BA: Just writing every entry. I mean, the thing about the book is they gave me, I think my original word limit was 80,000 words. And then I pretty much talked to them and was like, can I do 100,000, because there’s no way I can get it done in 80,000. So 100,000 was the new word limit, and then it ended up being like I don’t know 105,000, 110,000, it was somewhere around there.
I mean, they didn’t want the book to be too long, because a book that is too long is gonna sell a lot worse than a book that is not too long. I mean, when people are going into a bookstore, I don’t know what it is, people love to read, but for some reason, the longer the book is, the less copies you’re gonna sell, in most cases. So they didn’t want it to be much bigger than 100,000.
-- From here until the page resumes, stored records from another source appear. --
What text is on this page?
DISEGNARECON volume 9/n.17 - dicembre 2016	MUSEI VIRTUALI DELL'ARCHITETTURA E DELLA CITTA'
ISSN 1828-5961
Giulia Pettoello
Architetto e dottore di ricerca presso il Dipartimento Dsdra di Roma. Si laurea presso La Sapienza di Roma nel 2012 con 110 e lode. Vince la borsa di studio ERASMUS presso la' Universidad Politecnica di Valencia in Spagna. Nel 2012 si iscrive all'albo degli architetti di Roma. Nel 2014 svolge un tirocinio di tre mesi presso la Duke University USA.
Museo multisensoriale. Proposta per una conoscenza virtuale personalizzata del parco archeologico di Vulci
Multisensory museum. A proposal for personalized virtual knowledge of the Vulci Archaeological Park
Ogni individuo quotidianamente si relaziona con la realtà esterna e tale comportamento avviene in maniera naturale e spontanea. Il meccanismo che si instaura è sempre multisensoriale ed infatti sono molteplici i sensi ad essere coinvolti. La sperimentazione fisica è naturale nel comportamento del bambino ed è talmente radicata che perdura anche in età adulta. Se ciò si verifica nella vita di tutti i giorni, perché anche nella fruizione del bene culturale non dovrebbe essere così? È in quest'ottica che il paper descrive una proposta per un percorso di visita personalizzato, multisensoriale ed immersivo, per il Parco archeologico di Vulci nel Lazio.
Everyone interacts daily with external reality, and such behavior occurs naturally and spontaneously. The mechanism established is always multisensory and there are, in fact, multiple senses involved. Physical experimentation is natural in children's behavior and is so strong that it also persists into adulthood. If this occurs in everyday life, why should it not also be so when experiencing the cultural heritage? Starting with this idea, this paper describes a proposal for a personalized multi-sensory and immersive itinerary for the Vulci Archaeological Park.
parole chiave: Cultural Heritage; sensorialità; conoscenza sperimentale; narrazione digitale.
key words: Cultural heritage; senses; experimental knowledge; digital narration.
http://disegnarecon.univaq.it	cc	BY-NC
So if you’re thinking about it, 100,000 words, 100 entries, you’ve got 1,000 words per entry. So if you are somebody that does a lot of writing, 1,000 words, I got to write all of these entries about all of these people and all of these events in the history of WWF/WWE, but they all have to be 1,000 words or less. And it seems like that would make things easier, but it actually made it much harder.
Like, there were a lot of these entries where—like the Chris Jericho entry, for some reason the Chris Jericho entry was like 10,000 words or something like that, and like dude I gotta cut this down to 1,000 and I wanna try and hit all the major points, and I don’t want it to be like, you open the book and here’s Wikipedia in book form.
Like oh, this guy was this, this guy did that, then they did this. I mean obviously it’s gonna read like that to a little bit of a degree, but my idea was, I only have 1,000 words, so like what defines this person? What defines Chris Jericho? What angles? What moments? What matches?
I have to gloss over this. I can’t even mention that. I gotta hammer home this. So it was actually, when you look at the book and you open it up and you flip through it, it’s like “eh, that can’t be that hard, it’s like 100 entries about guys.” But it was actually very hard to try to get everything into really a very short space.